Multi-purpose stadium in Moscow, Russia

Eduard Streltsov Stadium, also known as the Torpedo Stadium, is a multi-purpose stadium in Moscow, Russia. It is currently used mostly for football matches and is the home ground of Torpedo Moscow. First built in 1959, the stadium now holds 13,450 people.

Since 1996, the stadium is named after Eduard Streltsov, a former Torpedo Moscow player and one of the most iconic Soviet footballers. Despite not being directly owned by the club, the stadium is often referred to as the "Torpedo Stadium", and it was formally re-registered as such in 2018.

The stadium was demolished in 2022 and will be rebuilt. At its expected completion in 2026, it will hold 15,076 people.

The new stadium is designed by the two architects Michel Remon and Alexis Peyer from the French office MR&A.

== History ==
The Torpedo Stadium was built in 1959 and served as a training ground for the football team of the same name from the Likhachev Plant. The first match at the stadium took place on April 15, 1977, during the USSR Championship, between Torpedo and Chernomorets.

From 1978 to 1997, and again from 2010 to 2013, as well as from November 2017 onward, the stadium has been the home ground of Torpedo Moscow.

On July 21, 1997, the stadium was named in honor of Eduard Streltsov, the legendary forward of the Torpedo team.
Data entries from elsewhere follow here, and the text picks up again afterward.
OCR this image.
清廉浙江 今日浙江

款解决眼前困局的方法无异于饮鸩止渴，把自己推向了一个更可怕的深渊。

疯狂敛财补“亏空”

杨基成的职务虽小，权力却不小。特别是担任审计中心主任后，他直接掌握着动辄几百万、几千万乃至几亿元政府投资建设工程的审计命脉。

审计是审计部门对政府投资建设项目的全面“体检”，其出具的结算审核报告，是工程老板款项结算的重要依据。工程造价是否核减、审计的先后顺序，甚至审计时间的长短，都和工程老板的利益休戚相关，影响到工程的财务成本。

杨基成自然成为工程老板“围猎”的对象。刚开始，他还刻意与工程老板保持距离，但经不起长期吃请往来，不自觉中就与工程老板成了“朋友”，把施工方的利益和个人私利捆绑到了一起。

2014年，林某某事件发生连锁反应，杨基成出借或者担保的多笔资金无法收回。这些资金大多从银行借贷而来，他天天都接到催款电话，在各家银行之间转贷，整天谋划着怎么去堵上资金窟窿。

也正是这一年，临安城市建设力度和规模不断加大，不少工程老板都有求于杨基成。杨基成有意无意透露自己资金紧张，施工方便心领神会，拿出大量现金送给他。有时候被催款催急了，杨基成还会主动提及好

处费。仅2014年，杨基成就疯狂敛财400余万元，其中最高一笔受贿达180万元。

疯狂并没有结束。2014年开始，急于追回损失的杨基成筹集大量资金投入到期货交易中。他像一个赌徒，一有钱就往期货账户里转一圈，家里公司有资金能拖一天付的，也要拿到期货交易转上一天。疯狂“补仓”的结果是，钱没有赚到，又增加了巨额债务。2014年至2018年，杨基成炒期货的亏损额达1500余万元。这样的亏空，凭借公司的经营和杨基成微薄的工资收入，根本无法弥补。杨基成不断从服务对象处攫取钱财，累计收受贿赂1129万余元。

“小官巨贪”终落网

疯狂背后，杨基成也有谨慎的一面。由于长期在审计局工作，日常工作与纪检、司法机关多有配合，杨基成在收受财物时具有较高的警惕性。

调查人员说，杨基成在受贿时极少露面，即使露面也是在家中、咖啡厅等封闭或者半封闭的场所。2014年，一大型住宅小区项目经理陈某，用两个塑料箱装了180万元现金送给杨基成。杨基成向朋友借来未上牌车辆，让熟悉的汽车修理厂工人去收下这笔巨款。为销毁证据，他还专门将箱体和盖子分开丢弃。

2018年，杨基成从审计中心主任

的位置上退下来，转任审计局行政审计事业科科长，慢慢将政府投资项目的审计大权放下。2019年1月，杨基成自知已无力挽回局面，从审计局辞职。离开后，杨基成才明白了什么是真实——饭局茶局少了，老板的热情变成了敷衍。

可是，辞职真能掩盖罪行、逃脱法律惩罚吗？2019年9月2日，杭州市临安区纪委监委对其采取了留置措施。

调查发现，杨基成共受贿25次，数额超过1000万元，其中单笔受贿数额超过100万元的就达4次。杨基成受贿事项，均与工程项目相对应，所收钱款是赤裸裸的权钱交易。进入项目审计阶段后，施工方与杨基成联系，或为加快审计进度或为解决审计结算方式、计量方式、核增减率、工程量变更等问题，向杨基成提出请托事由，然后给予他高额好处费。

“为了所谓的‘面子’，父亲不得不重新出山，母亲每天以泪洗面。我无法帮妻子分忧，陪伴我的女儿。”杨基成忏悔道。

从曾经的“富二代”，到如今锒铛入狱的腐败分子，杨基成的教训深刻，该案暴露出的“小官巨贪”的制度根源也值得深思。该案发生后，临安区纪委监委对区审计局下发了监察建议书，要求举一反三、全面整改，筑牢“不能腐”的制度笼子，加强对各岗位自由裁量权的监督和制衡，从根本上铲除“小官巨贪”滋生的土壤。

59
A monument to Streltsov, created by sculptor Alexander Tarasenko, was installed at the main entrance to the sports complex (unveiled on November 3, 1999).

Old stadium has been demolition from 2021 until 2022.

New stadium were announce official reopen on 5 September 2026 after reconstruction of former stadium from 2022 until 2026.

== Sports events ==
In 1984, the stadium hosted matches of the UEFA European Under-19 Championship.

During the 2006 FIFA U-20 Women's World Championship, the venue held group stage matches and two quarter-final fixtures.

A controversial Russian Cup Round of 32 match between Moscow clubs Torpedo and Dynamo occurred at the stadium on 26 September 2012. The game was abandoned at 2-1 in Dynamo's favor after two stoppages due to crowd disturbances ordered by the referee. Two days later, the Russian Football Union's Control and Disciplinary Committee awarded Torpedo a 0-3 technical defeat, imposed a 300,000 ruble fine on the club, and fined both teams 200,000 rubles each for fans' use of pyrotechnics. Torpedo subsequently played three home matches in the FNL league behind closed doors.

During the 2012–13 season, the stadium hosted only one Russian Premier League match - Spartak Moscow vs Alania Vladikavkaz in the 30th round on 26 May 2013.

In 2013, the facility hosted matches of a unified tournament.